It is important to note that the examples provided in this chapter are not weighted and do not include procedures for adjusting the results based on the complex survey design. Therefore, estimates you obtain as the results are not representative of the true findings. The complex sample design features that should be used when analyzing national health data will be described in Chapter 5.

4.2 Four-Step Process for Secondary Data Analysis

When preparing secondary data for statistical analysis, it is important to follow these steps to ensure accuracy and completeness of your data.

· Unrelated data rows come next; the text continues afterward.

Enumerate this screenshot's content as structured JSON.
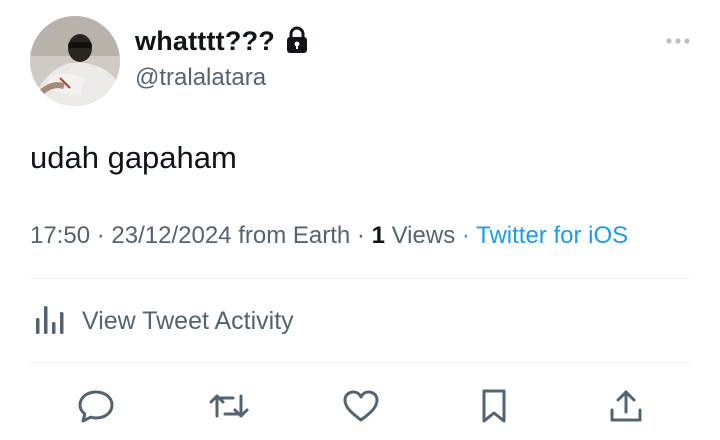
{
  "author": {
    "display_name": "whatttt???",
    "handle": "@tralalatara",
    "protected": true,
    "avatar": "profile-photo"
  },
  "tweet": {
    "text": "udah gapaham"
  },
  "meta": {
    "time": "17:50",
    "date": "23/12/2024",
    "location": "from Earth",
    "separator": "·",
    "views_count": "1",
    "views_label": "Views",
    "source": "Twitter for iOS"
  },
  "activity": {
    "label": "View Tweet Activity",
    "icon": "bar-chart-icon"
  },
  "actions": [
    {
      "name": "reply",
      "icon": "speech-bubble-icon"
    },
    {
      "name": "retweet",
      "icon": "retweet-arrows-icon"
    },
    {
      "name": "like",
      "icon": "heart-icon"
    },
    {
      "name": "bookmark",
      "icon": "bookmark-icon"
    },
    {
      "name": "share",
      "icon": "share-upload-icon"
    }
  ],
  "colors": {
    "text": "#0f1419",
    "secondary": "#536471",
    "link": "#1d9bf0",
    "divider": "#eff3f4"
  }
}
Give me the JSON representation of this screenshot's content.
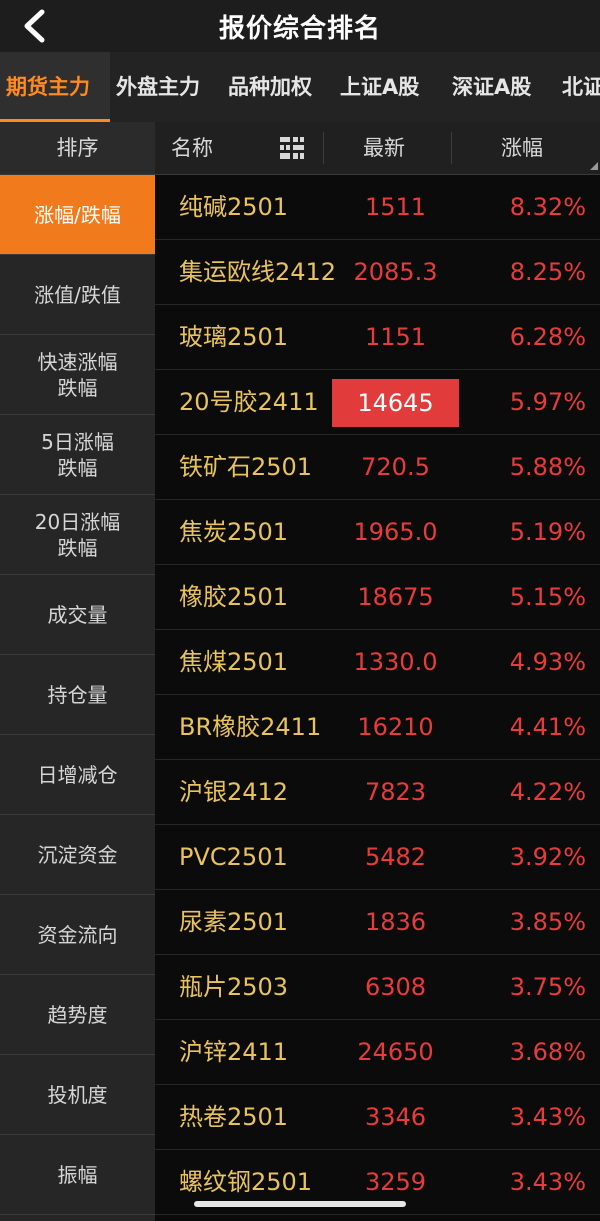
{
  "header": {
    "title": "报价综合排名",
    "back_icon": "chevron-left-icon"
  },
  "tabs": [
    "期货主力",
    "外盘主力",
    "品种加权",
    "上证A股",
    "深证A股",
    "北证"
  ],
  "active_tab": 0,
  "sidebar": {
    "header": "排序",
    "items": [
      "涨幅/跌幅",
      "涨值/跌值",
      "快速涨幅\n跌幅",
      "5日涨幅\n跌幅",
      "20日涨幅\n跌幅",
      "成交量",
      "持仓量",
      "日增减仓",
      "沉淀资金",
      "资金流向",
      "趋势度",
      "投机度",
      "振幅"
    ],
    "active_index": 0
  },
  "table": {
    "columns": {
      "name": "名称",
      "latest": "最新",
      "change": "涨幅"
    },
    "rows": [
      {
        "name": "纯碱2501",
        "price": "1511",
        "change": "8.32%"
      },
      {
        "name": "集运欧线2412",
        "price": "2085.3",
        "change": "8.25%"
      },
      {
        "name": "玻璃2501",
        "price": "1151",
        "change": "6.28%"
      },
      {
        "name": "20号胶2411",
        "price": "14645",
        "change": "5.97%"
      },
      {
        "name": "铁矿石2501",
        "price": "720.5",
        "change": "5.88%"
      },
      {
        "name": "焦炭2501",
        "price": "1965.0",
        "change": "5.19%"
      },
      {
        "name": "橡胶2501",
        "price": "18675",
        "change": "5.15%"
      },
      {
        "name": "焦煤2501",
        "price": "1330.0",
        "change": "4.93%"
      },
      {
        "name": "BR橡胶2411",
        "price": "16210",
        "change": "4.41%"
      },
      {
        "name": "沪银2412",
        "price": "7823",
        "change": "4.22%"
      },
      {
        "name": "PVC2501",
        "price": "5482",
        "change": "3.92%"
      },
      {
        "name": "尿素2501",
        "price": "1836",
        "change": "3.85%"
      },
      {
        "name": "瓶片2503",
        "price": "6308",
        "change": "3.75%"
      },
      {
        "name": "沪锌2411",
        "price": "24650",
        "change": "3.68%"
      },
      {
        "name": "热卷2501",
        "price": "3346",
        "change": "3.43%"
      },
      {
        "name": "螺纹钢2501",
        "price": "3259",
        "change": "3.43%"
      }
    ],
    "highlighted_row": 3
  },
  "colors": {
    "accent": "#f07a1c",
    "up": "#e83b3b",
    "name": "#e8c25a"
  }
}
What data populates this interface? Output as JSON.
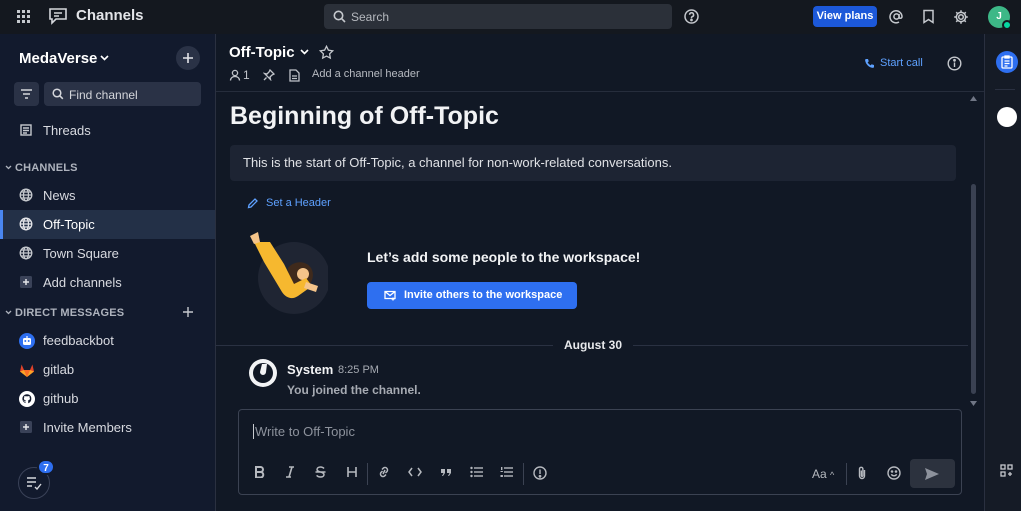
{
  "topbar": {
    "app_title": "Channels",
    "search_placeholder": "Search",
    "view_plans_label": "View plans",
    "avatar_initial": "J"
  },
  "sidebar": {
    "team_name": "MedaVerse",
    "find_channel_label": "Find channel",
    "threads_label": "Threads",
    "channels_header": "CHANNELS",
    "channels": [
      {
        "label": "News",
        "icon": "globe-icon"
      },
      {
        "label": "Off-Topic",
        "icon": "globe-icon",
        "active": true
      },
      {
        "label": "Town Square",
        "icon": "globe-icon"
      },
      {
        "label": "Add channels",
        "icon": "plus-box-icon"
      }
    ],
    "dm_header": "DIRECT MESSAGES",
    "dms": [
      {
        "label": "feedbackbot",
        "icon": "bot-icon"
      },
      {
        "label": "gitlab",
        "icon": "gitlab-icon"
      },
      {
        "label": "github",
        "icon": "github-icon"
      },
      {
        "label": "Invite Members",
        "icon": "plus-box-icon"
      }
    ],
    "badge_count": "7"
  },
  "channel": {
    "name": "Off-Topic",
    "member_count": "1",
    "add_header_label": "Add a channel header",
    "start_call_label": "Start call",
    "intro_title": "Beginning of Off-Topic",
    "intro_text": "This is the start of Off-Topic, a channel for non-work-related conversations.",
    "set_header_label": "Set a Header",
    "add_people_text": "Let’s add some people to the workspace!",
    "invite_button_label": "Invite others to the workspace"
  },
  "messages": {
    "date_separator": "August 30",
    "items": [
      {
        "author": "System",
        "time": "8:25 PM",
        "text": "You joined the channel."
      }
    ]
  },
  "composer": {
    "placeholder": "Write to Off-Topic",
    "font_toggle_label": "Aa"
  },
  "colors": {
    "accent": "#2e6ff0",
    "link": "#5ea1ff",
    "sidebar_bg": "#121a2d",
    "main_bg": "#111825",
    "online": "#06d6a0"
  }
}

This 4-step process was developed based on recommendations from Elliot and colleagues for preparing and managing primary data in Microsoft Excel and Database Creation and Coding sessions by Kindratt for training medical and physician assistant students.4-6 The four steps include: 1) data selection; 2) data collection; 3) data verification; and 4) data storage.

4.2.1 Data Selection

 The first step is data selection, which is the process of determining the appropriate data type and source, as well as suitable instruments to collect data. Once a research question has been solidified, the next step in secondary data analysis is to determine the appropriate data source. For this example, the research question focuses on differences in where adults live in the US and their HIT use. Since the NHIS is one of the largest national surveys that collects this information and provides publicly available data, it is a good selection to answer this research question.

4.2.2 Data Collection

The second step is data collection, which is the process of gathering and measuring information on variables of interest in an established and systematic fashion that enables one to answer stated research questions and test hypotheses. For secondary data analysis, data collection procedures include downloading the necessary data file and supporting documentation from websites and collecting data from only the variables needed to answer the research question and objectives. The 2018 NHIS Sample Adult file and Sample SAS statements can be downloaded from the NHIS data release website.

To collect the appropriate variables for this analysis, complete the following:

  • Go to your “C:\” drive and create a folder named “NHIS”
  • In the “NHIS” folder, create a folder named “18”
  • Download the 2018 Sample Adult ASCII data file (.dat) from the 2018 NHIS data release website
  • Unzip the file and save it in the folder “C:\NHIS\18”
  • Download “File 4.1 Sample SAS Program to Create NHIS 2018 Sample Adult File” from the Open ICPSR data repository
  • Open the file and select “Run” from the top menu bar

Your analytic dataset should include the following 9 variables:

  1. SRVY_YR
  2. FPX
  3. AGE_P
  4. SEX
  5. REGION
  6. HIT1A
  7. HIT2A
  8. HIT3A
  9. HIT4A

To verify the variables in the analytic dataset, run the PROC CONTENTS statement in Box 4.1.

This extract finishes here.